Para una persona de talla baja, salir de casa no es un acto cotidiano: es una prueba. No solo porque el mundo no fue construido a su medida, sino porque la sociedad aún responde con risas, miradas y señalamientos en lugar de respeto. Así lo describe Yanideth Rueda, madre y activista, presidenta de la Organización de Personas de Talla Baja en Oaxaca, quien acompaña a más de 60 familias que viven esta realidad todos los días.
“No hay un día, no hay una hora en la que una persona de talla baja no sea mirada, señalada o burlada”, dice. Es una violencia silenciosa, constante, que no siempre deja marcas visibles, pero que va erosionando la autoestima, los sueños y la posibilidad de una vida plena.
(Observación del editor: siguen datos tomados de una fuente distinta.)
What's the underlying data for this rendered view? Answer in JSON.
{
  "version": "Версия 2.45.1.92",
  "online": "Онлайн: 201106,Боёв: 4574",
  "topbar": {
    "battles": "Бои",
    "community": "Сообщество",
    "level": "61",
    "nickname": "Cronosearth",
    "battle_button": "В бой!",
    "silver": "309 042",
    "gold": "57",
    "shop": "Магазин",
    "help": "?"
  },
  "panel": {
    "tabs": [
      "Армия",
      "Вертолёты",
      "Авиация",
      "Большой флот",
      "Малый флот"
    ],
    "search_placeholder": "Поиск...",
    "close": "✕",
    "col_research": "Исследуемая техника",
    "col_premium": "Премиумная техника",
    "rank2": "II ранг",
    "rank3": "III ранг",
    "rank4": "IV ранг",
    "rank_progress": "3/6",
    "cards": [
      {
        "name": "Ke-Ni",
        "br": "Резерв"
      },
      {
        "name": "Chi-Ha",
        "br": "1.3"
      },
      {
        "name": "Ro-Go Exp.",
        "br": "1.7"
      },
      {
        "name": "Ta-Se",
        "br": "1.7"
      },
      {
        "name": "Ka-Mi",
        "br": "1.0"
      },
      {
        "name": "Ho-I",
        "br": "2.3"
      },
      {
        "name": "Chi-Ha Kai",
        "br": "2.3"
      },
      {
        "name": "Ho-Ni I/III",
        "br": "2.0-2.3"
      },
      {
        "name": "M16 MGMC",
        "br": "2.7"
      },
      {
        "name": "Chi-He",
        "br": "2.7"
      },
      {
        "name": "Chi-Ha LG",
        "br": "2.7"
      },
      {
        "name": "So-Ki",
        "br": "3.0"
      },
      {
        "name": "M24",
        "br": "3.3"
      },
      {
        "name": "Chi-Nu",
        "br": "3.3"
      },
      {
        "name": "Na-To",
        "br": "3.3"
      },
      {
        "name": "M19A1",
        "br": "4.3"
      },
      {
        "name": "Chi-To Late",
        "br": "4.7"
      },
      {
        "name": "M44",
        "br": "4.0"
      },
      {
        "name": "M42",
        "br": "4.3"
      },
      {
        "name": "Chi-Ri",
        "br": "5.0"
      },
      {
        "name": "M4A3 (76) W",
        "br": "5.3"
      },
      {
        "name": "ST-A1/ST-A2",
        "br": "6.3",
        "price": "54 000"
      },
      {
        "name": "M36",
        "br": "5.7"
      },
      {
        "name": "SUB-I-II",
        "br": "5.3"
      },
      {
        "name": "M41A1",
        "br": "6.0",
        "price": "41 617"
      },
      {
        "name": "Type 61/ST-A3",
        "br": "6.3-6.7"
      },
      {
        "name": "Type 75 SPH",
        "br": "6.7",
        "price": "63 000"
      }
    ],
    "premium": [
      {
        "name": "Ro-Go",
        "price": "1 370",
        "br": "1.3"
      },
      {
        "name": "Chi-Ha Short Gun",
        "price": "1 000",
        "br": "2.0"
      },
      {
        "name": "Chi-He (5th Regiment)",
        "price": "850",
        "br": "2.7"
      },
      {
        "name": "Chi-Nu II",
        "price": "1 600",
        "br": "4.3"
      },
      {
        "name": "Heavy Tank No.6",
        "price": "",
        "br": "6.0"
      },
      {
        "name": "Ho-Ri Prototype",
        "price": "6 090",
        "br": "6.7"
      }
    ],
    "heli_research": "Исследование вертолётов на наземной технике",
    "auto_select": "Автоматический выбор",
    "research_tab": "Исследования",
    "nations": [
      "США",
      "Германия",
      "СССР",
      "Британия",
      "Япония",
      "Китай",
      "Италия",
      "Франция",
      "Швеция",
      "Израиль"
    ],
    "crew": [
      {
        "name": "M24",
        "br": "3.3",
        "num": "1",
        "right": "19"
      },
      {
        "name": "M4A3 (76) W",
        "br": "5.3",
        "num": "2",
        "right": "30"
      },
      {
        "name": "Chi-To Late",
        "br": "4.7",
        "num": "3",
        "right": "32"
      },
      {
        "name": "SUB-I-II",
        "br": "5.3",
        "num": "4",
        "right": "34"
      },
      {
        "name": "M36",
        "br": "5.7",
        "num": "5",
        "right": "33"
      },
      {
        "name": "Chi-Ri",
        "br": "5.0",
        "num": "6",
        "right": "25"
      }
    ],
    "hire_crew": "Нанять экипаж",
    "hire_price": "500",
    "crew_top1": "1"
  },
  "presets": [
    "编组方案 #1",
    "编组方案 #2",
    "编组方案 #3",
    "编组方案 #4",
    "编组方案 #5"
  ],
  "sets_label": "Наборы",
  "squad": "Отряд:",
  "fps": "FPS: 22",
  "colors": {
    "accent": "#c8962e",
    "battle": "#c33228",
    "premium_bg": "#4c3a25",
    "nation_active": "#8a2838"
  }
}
El resultado suele ser devastador: niños que dejan la escuela, jóvenes que se aíslan, familias que viven con miedo. “El bullying es tan fuerte que muchos chicos desertan desde la secundaria porque es muy difícil vivir con la condición”, explica.
La discriminación, advierte, no comienza en la calle. Muchas veces inicia en casa, en el momento en que una familia recibe un diagnóstico que no entiende. “La aceptación en la familia es la base de todo”, sostiene Rueda, quien fundó la organización tras el nacimiento de su hijo, también con talla baja. Recuerda ese instante como un golpe emocional profundo, marcado por el desconocimiento, el miedo y los prejuicios que aún rodean esta condición.
La talla baja puede ser hereditaria o producto de una modificación genética espontánea durante el embarazo, generalmente detectada después del sexto mes, incluso en padres de estatura promedio. Existen más de 200 diagnósticos médicos relacionados con displasias óseas que provocan esta condición. Sin embargo, la falta de información hace que muchas familias crean, erróneamente, que el futuro de sus hijos está limitado desde el nacimiento.
En Oaxaca, la dimensión real del problema sigue oculta. “El censo nacional no nos contempla de manera específica. Solo habla de discapacidad en general, y eso nos invisibiliza”, denuncia Rueda. Esa omisión tiene consecuencias: ausencia de políticas públicas, falta de atención especializada y comunidades enteras donde las personas con talla baja siguen creciendo en silencio, lejos de la mirada del Estado y de la sociedad.
A esta exclusión se suman las barreras físicas. Escaleras imposibles, baños inaccesibles, ventanillas fuera de alcance, transporte público que no contempla su estatura. “Nacimos en un mundo de gigantes”, resume la activista. Aunque se han impulsado iniciativas para su reconocimiento dentro del marco de la discapacidad física, el mayor obstáculo sigue siendo cultural: la burla normalizada.
“Vemos otras discapacidades y ayudamos, pero vemos a una persona de talla baja y lo primero que hacemos es reírnos”, lamenta. Esa risa, explica, también duele, también lastima. Muchas reacciones que se tachan de agresivas no son más que mecanismos de defensa tras años de humillación. “La gente señala, juzga y luego se pregunta por qué hay enojo”.
Desde el Istmo de Tehuantepec, la Organización de Personas de Talla Baja en Oaxaca recorre comunidades, toca puertas, entra a los hogares, acompaña a madres y padres que aún viven el duelo del diagnóstico. Ofrece apoyo emocional, orientación médica y canalización a instituciones en Oaxaca, Ciudad de México y el norte del país, donde es posible acceder a cirugías y tratamientos especializados.
“Si con un simple barrito en la cara alguien se siente observado, imagínese vivir así todos los días”, reflexiona Rueda. Su mensaje final no pide compasión. “No buscamos lástima, buscamos respeto”. Porque la inclusión real comienza cuando la sociedad deja de mirar hacia abajo y, por fin, se atreve a mirar de frente.